I consiglieri proseguono: “Accumulare più di cento multe in due anni per varie infrazioni al codice della strada e pagarle soltanto quando il Comune minaccia di farlo sloggiare dal suo posto di consigliere comunale e di Presidente del Consiglio comunale per incompatibilità a causa di lite pendente con l’amministrazione, non è sintomo di rispetto della giustizia ma, al contrario, di prepotenza, arroganza e delirio di onnipotenza. La stessa arroganza che spesso Maschio esprime dal suo scranno di Presidente in Consiglio comunale”.

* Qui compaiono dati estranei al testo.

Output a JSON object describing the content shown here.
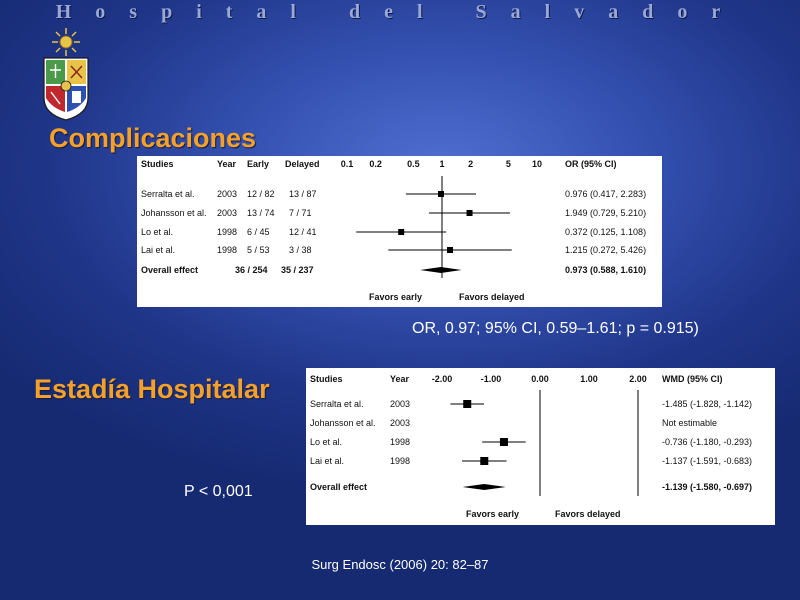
{
  "header": {
    "title": "Hospital del Salvador"
  },
  "logo": {
    "icon": "university-crest-icon",
    "colors": {
      "gold": "#e8c34a",
      "red": "#c0282d",
      "green": "#4a9a4a",
      "blue": "#2c4fb0"
    }
  },
  "sections": {
    "complicaciones": {
      "title": "Complicaciones"
    },
    "estadia": {
      "title": "Estadía Hospitalar"
    }
  },
  "notes": {
    "or_summary": "OR, 0.97; 95% CI, 0.59–1.61; p = 0.915)",
    "p_value": "P < 0,001",
    "citation": "Surg Endosc (2006) 20: 82–87"
  },
  "chart_data": [
    {
      "type": "forest",
      "scale": "log",
      "headers": {
        "studies": "Studies",
        "year": "Year",
        "early": "Early",
        "delayed": "Delayed",
        "effect": "OR (95% CI)"
      },
      "ticks": [
        0.1,
        0.2,
        0.5,
        1,
        2,
        5,
        10
      ],
      "tick_labels": [
        "0.1",
        "0.2",
        "0.5",
        "1",
        "2",
        "5",
        "10"
      ],
      "xlim": [
        0.1,
        10
      ],
      "reference": 1,
      "footer": {
        "left": "Favors early",
        "right": "Favors delayed"
      },
      "studies": [
        {
          "name": "Serralta et al.",
          "year": "2003",
          "early": "12 / 82",
          "delayed": "13 / 87",
          "estimate": 0.976,
          "lower": 0.417,
          "upper": 2.283,
          "effect_text": "0.976 (0.417, 2.283)"
        },
        {
          "name": "Johansson et al.",
          "year": "2003",
          "early": "13 / 74",
          "delayed": "7 / 71",
          "estimate": 1.949,
          "lower": 0.729,
          "upper": 5.21,
          "effect_text": "1.949 (0.729, 5.210)"
        },
        {
          "name": "Lo et al.",
          "year": "1998",
          "early": "6 / 45",
          "delayed": "12 / 41",
          "estimate": 0.372,
          "lower": 0.125,
          "upper": 1.108,
          "effect_text": "0.372 (0.125, 1.108)"
        },
        {
          "name": "Lai et al.",
          "year": "1998",
          "early": "5 / 53",
          "delayed": "3 / 38",
          "estimate": 1.215,
          "lower": 0.272,
          "upper": 5.426,
          "effect_text": "1.215 (0.272, 5.426)"
        }
      ],
      "overall": {
        "name": "Overall effect",
        "early": "36 / 254",
        "delayed": "35 / 237",
        "estimate": 0.973,
        "lower": 0.588,
        "upper": 1.61,
        "effect_text": "0.973 (0.588, 1.610)"
      }
    },
    {
      "type": "forest",
      "scale": "linear",
      "headers": {
        "studies": "Studies",
        "year": "Year",
        "effect": "WMD (95% CI)"
      },
      "ticks": [
        -2,
        -1,
        0,
        1,
        2
      ],
      "tick_labels": [
        "-2.00",
        "-1.00",
        "0.00",
        "1.00",
        "2.00"
      ],
      "xlim": [
        -2,
        2
      ],
      "reference": 0,
      "footer": {
        "left": "Favors early",
        "right": "Favors delayed"
      },
      "studies": [
        {
          "name": "Serralta et al.",
          "year": "2003",
          "estimate": -1.485,
          "lower": -1.828,
          "upper": -1.142,
          "effect_text": "-1.485 (-1.828, -1.142)"
        },
        {
          "name": "Johansson et al.",
          "year": "2003",
          "estimate": null,
          "lower": null,
          "upper": null,
          "effect_text": "Not estimable"
        },
        {
          "name": "Lo et al.",
          "year": "1998",
          "estimate": -0.736,
          "lower": -1.18,
          "upper": -0.293,
          "effect_text": "-0.736 (-1.180, -0.293)"
        },
        {
          "name": "Lai et al.",
          "year": "1998",
          "estimate": -1.137,
          "lower": -1.591,
          "upper": -0.683,
          "effect_text": "-1.137 (-1.591, -0.683)"
        }
      ],
      "overall": {
        "name": "Overall effect",
        "estimate": -1.139,
        "lower": -1.58,
        "upper": -0.697,
        "effect_text": "-1.139 (-1.580, -0.697)"
      }
    }
  ]
}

“Ciò viene confermato – proseguono i consiglieri – anche dalla totale assenza di scuse che Maschio dovrebbe ai veronesi ligi alle regole, che sono la stragrande maggioranza, e dalla corrispondente abbondanza di sciocche scusanti: Maschio rivendica, come fosse un merito, di non aver mai fruito dell’auto blu. Poverino. Lamenta pure che, a differenza di un comune cittadino, la norma gli impedirebbe di far ricorso contro i divieti di circolazioni introdotti dal Comune sui quali dice di ‘nutrire dei dubbi’. Ma i cittadini normali non accumulano 16mila euro di multe, anzi, alla prima che prendono si precipitano a pagarla entro 5 giorni per approfittare della riduzione del 30%”.

“Se gli impegni politici non gli consentono di gestire le multe che prende, lo invitiamo per l’ennesima volta a mollare qualcuna della tante careghe che occupa: da parlamentare, in commissione giustizia, da consigliere comunale e da presidente del Consiglio comunale. Possiamo assicurargli che le istituzioni democratiche veronesi a italiane andranno avanti anche senza di lui”, concludono.